The group's report attributed weaker revenue to a 7% decline in paper volumes across Europe, as well as negative impact from the decline of the pound and the Swiss franc and the offloading of its €24m combined turnover subsidiaries in South Africa and Botswana.
However, David Hunter, UK and Ireland managing director, said the results were in line with expectations, and held “no surprises”. He described many of the factors that hit the 2018 results as “big, non-recurring events” that would not echo into 2019.
A gross profit of €560.2m (2017: €582.4) pointed to the company’s continued health, he said.
“I think the key message to take is the difference between our EBITDA and what we actually generated,” he said. “Across the piece, our results were in line with what we expected.”
Leading the charge in Antalis’ growth was its continued moves into the packaging sector, with sales for that wing of the business boosted by 3.1% to €517m.
Hunter said: “Over the past six years we have been quite heavily investing in packaging through both development and acquisitions.

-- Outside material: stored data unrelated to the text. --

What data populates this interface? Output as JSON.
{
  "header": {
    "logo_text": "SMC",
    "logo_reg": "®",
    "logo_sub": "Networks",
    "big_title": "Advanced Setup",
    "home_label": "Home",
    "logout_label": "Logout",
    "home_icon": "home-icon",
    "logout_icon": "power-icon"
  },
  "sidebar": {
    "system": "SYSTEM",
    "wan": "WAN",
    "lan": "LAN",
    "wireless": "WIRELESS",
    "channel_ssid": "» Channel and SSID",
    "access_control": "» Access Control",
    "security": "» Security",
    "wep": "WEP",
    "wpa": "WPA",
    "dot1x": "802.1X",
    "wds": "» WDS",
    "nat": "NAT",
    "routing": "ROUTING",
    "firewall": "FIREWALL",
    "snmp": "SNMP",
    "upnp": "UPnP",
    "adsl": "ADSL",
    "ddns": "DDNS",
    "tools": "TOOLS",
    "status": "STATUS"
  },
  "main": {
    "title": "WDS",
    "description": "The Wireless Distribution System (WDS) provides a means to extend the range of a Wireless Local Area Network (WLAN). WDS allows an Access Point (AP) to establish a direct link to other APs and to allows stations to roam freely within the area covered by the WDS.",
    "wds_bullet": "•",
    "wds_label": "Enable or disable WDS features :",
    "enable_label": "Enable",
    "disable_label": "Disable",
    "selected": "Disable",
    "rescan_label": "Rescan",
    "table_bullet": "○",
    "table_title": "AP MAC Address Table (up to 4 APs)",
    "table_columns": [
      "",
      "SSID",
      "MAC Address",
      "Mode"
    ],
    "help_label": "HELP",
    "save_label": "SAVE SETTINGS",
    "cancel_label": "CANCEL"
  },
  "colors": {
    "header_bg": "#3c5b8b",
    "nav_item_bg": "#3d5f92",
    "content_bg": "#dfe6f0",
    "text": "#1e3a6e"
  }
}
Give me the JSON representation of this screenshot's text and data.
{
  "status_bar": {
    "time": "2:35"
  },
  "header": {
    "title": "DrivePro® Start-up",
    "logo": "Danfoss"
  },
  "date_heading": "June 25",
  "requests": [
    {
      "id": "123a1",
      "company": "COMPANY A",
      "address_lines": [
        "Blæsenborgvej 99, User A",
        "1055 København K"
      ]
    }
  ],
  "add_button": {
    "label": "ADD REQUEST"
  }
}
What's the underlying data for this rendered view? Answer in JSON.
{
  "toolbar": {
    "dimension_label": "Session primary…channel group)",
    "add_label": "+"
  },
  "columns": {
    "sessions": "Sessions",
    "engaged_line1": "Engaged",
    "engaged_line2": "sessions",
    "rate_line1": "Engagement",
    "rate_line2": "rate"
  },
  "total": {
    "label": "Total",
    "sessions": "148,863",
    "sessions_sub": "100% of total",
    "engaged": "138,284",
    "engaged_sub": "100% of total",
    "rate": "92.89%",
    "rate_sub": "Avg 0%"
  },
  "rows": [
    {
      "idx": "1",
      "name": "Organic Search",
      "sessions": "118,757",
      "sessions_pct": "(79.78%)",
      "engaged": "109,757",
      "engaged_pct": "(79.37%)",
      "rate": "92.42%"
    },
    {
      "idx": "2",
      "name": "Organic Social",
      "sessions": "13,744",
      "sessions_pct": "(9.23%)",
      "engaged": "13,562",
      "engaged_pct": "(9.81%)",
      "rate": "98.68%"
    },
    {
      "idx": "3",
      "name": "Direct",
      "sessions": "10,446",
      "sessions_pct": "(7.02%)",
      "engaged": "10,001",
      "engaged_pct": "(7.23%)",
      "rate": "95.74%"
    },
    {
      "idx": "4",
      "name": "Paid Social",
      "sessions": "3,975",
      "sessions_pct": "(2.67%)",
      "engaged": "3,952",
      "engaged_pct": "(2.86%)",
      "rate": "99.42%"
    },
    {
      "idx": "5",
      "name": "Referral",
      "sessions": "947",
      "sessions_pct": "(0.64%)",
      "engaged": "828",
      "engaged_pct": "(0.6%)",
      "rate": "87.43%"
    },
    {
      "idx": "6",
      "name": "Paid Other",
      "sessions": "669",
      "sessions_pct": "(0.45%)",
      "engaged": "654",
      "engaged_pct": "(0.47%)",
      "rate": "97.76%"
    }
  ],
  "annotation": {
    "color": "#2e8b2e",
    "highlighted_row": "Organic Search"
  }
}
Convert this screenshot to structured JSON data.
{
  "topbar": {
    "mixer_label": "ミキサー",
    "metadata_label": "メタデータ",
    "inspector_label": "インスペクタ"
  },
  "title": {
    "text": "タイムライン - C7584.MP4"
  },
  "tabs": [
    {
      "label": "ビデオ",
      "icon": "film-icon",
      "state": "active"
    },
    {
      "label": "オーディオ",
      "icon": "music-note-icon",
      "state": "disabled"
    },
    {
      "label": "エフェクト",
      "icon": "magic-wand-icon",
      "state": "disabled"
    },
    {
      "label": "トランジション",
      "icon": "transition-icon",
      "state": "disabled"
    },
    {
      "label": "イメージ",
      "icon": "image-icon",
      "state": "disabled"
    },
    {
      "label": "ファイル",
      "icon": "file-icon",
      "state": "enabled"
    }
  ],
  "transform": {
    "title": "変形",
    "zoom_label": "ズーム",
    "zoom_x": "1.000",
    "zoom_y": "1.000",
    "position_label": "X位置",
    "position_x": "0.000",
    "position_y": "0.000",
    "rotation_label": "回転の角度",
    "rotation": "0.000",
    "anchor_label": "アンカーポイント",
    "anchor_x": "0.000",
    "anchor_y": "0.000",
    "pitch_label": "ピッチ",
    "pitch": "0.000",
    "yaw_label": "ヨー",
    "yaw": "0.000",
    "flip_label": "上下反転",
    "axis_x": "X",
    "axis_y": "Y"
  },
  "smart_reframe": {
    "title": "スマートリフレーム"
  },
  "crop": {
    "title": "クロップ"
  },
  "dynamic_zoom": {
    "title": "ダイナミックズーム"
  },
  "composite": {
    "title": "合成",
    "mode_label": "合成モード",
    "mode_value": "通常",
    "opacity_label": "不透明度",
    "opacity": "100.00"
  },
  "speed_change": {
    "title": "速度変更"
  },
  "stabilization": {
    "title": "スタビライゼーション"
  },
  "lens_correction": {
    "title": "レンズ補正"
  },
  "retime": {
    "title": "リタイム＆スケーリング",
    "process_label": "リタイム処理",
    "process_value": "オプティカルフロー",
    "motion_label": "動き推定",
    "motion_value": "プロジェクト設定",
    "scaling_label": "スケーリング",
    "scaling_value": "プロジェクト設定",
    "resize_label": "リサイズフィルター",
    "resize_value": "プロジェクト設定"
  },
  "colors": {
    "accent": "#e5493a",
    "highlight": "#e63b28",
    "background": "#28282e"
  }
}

We had a clear strategy for which sub-segments we were going to attack and invested in our people and it paid off in dividends.
“Packaging is becoming a lot more sophisticated; clients are engaged with having less of it but making what they take on smart and recyclable. This helped us grow in that field.”
Other target sectors for Antalis did not fare so well, with European paper markets recording a production volume decline of around 7%, largely due to rising pulp prices. With €1.58bn in sales, Antalis’ paper sales were down 4.5%. Its Visual Communication business fell 3.7% to €213m, largely due to a declining retail sector where “signage is refreshed less frequently”, according to Hunter.
Brexit uncertainty was key to the declines felt by Antalis’ UK and Ireland operations, though Hunter stressed that with €594.8m sales (2017: €619.3m) the country was still the single largest division within the group.
“With Brexit still hanging in the air until somebody in Parliament finally decides to do something, the economy has been held back and there’s been a slowness to investment,” he said. “Some time ago, we formed a Brexit committee to look at purchasing, procurement and logistics, and we are working with our supply chain to find pinch points.
“There is a detailed plan in place of what we are going to do and we are keeping robust levels of stock too. We are taking this very seriously.”
Another key factor that is likely to temper expectations for the year ahead is the administration of Arjowiggins’ UK plants, impacting its Graphic and Creative Papers businesses, which supply products to Antalis.
PrintWeek reported on Wednesday (27 March) that administrators for Arjowiggins Creative Papers were now working with a preferred bidder on a sale likely to complete in April, though Graphic remains in limbo. Hunter said the latest from Creative Papers was a “positive development” and Antalis would “hope for the best” at Graphic while exploring alternative supply sources.
Hunter was also keen to point out the strides made in health and safety, with the company recently marking one million hours without a lost-time incident and recently picking up another gold medal from the RoSPA Health and Safety Awards.
“We are as proud of that as any of our financial results,” he said.
Antalis is due to post its operating results for Q1 2019 shortly, with 24 April earmarked as the publication date. Hunter said once again that results were “in line” with what investors had been told to expect.
The group is also currently working on a restructuring of its shareholding structure, which would see the sale of majority shareholder Sequana’s 75% share as it goes through its administration process. Without a clear timeline, Hunter said the “situation will resolve itself within 2019”.
Following the results announcement, Antalis' share price was at €1.097, down 3% on yesterday's close.